The results in (Fig. 1) show the lower activity of extracts against M. smegmatis (mc2155) compared to other strains. We suggest that the lower activity against M. smegmatis results from the fact that it was grown under a rich-nutrient culture medium. However, the fact that mc2155 is susceptible to methanolic extracts of the above-mentioned medicinal plants indicates that it can be used as a surrogate for H37Rv for further investigations on in vivo efficacy, safety, and mechanisms of action [18], [23]. The use of M. smegmatis mc2155 is advantageous as it grows fast and can be handled easily. It can be safely used in a standard biosafety Level II facility [19], unlike H37Rv and TMC-331, which require biosafety level III facilities [27], [38].

Conclusions and future considerations

This study showed that leaves of L. camara, roots of C. sanguinolenta and stem barks of Z. leprieurii exhibit antimycobacterial activity against M. smegmatis, pan-sensitive M. tuberculosis, and rifampicin-resistant M. tuberculosis. This offers the possibilities for novel therapeutic opportunities against tuberculosis including multidrug-resistant TB. However, further investigations on in vivo efficacy, safety and mechanisms of action are required. These studies can follow the isolation of active compound or the preparation of standardized plant extracts and could be done using M. smegmatis as a surrogate for the highly pathogenic M. tuberculosis. A standardized plant extract can also be tested for in vivo efficacy and safety studies. This would even be a better option if the extract contains many compounds that are synergistically active against M. tuberculosis.

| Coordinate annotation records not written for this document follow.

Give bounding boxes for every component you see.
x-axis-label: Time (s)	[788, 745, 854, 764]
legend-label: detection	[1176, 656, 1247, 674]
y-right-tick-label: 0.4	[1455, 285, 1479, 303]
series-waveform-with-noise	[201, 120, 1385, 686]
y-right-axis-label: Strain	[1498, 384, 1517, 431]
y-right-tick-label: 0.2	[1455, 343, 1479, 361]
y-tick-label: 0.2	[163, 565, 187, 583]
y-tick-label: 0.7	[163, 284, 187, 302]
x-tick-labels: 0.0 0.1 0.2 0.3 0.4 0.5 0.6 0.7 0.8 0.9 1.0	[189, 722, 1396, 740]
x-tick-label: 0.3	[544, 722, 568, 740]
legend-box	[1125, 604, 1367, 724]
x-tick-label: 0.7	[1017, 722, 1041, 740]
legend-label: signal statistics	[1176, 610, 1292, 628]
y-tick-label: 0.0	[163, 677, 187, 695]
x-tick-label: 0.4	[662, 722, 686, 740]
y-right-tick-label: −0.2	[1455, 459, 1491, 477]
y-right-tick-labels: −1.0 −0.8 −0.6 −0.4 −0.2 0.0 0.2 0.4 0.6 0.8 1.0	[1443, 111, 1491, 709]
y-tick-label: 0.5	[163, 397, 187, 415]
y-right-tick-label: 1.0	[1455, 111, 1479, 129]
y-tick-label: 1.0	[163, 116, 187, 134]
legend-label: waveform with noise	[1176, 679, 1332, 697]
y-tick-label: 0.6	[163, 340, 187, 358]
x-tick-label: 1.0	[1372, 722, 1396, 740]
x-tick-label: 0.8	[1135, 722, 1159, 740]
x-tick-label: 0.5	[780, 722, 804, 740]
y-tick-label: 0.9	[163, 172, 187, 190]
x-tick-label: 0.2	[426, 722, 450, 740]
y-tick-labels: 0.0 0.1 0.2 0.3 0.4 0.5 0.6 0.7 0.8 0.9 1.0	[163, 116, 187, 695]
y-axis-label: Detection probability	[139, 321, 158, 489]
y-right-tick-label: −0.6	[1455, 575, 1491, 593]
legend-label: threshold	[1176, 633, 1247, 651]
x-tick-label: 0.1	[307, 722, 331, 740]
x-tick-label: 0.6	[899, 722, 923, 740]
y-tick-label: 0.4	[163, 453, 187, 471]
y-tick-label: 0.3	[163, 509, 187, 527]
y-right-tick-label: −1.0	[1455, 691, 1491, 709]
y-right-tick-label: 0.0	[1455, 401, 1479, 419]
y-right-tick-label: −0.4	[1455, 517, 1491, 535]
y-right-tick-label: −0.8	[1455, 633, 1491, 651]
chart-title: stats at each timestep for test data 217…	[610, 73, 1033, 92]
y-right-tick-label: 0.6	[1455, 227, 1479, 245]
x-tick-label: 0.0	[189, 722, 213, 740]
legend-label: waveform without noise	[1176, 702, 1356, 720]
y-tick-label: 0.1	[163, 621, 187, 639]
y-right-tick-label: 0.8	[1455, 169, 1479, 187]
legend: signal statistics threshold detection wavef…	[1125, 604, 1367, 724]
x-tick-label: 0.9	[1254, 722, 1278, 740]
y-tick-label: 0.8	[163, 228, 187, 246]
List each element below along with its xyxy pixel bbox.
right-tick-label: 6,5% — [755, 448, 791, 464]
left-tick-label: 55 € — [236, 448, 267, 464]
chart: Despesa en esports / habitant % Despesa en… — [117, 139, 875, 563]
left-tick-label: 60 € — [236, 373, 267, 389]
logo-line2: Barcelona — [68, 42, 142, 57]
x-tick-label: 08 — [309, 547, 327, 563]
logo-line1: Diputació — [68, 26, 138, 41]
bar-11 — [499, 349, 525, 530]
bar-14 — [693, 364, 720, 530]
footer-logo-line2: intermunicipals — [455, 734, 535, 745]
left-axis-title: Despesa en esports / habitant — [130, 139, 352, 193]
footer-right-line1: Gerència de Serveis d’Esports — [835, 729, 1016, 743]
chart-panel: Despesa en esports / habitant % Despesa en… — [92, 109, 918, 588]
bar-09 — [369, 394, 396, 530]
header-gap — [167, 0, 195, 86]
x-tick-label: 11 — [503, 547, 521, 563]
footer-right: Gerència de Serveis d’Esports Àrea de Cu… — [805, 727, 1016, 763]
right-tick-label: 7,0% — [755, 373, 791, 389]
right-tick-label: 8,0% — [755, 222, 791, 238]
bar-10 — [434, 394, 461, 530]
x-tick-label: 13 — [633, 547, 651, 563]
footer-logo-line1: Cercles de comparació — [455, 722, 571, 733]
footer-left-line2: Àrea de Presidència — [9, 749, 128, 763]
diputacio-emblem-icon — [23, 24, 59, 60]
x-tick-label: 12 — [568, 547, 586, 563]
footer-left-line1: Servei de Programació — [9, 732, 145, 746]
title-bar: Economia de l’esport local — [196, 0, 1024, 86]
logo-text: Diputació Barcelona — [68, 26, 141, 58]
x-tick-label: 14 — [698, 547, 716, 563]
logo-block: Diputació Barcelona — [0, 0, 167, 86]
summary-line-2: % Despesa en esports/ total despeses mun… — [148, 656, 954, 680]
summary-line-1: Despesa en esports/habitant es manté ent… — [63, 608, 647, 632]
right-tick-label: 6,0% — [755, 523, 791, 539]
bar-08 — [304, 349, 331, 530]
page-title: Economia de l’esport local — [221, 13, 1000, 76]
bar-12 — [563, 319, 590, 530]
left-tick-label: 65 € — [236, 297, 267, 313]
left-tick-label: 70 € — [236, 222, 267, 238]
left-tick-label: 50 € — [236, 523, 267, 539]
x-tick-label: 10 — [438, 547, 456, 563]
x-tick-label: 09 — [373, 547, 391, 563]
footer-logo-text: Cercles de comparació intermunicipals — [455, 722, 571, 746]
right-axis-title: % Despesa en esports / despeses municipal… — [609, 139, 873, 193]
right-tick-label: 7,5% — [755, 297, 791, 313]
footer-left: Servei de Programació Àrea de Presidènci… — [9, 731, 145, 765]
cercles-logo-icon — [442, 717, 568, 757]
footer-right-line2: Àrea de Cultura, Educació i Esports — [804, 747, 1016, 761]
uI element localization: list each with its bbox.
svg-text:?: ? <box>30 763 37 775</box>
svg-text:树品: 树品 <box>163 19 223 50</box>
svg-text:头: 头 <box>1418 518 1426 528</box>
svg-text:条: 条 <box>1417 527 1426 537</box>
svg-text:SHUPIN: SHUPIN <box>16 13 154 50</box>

An untargeted fingerprinting of the plant methanolic extracts will help identifying the active ingredients from those plants. The results from this analysis may shed light on possible further investigations.

Author Contributions

NT conceived the research idea. NT collected, extracted plant materials, and performed phytochemical screening tests. NT and ITM conducted antimicrobial activity study. JPM, TD, CMM and YVH monitored and mentored the proposal. NT wrote the draft manuscript. All authors revised, edited and approved the final manuscript.

Funding

This study is part of the Ph.D. program that is funded by the World Bank and the Vrije Universiteit Brussel (VUB).

Declaration of Competing Interest

The authors declare that they have no known competing financial interests or personal relationships that could have appeared to influence the work reported in this paper.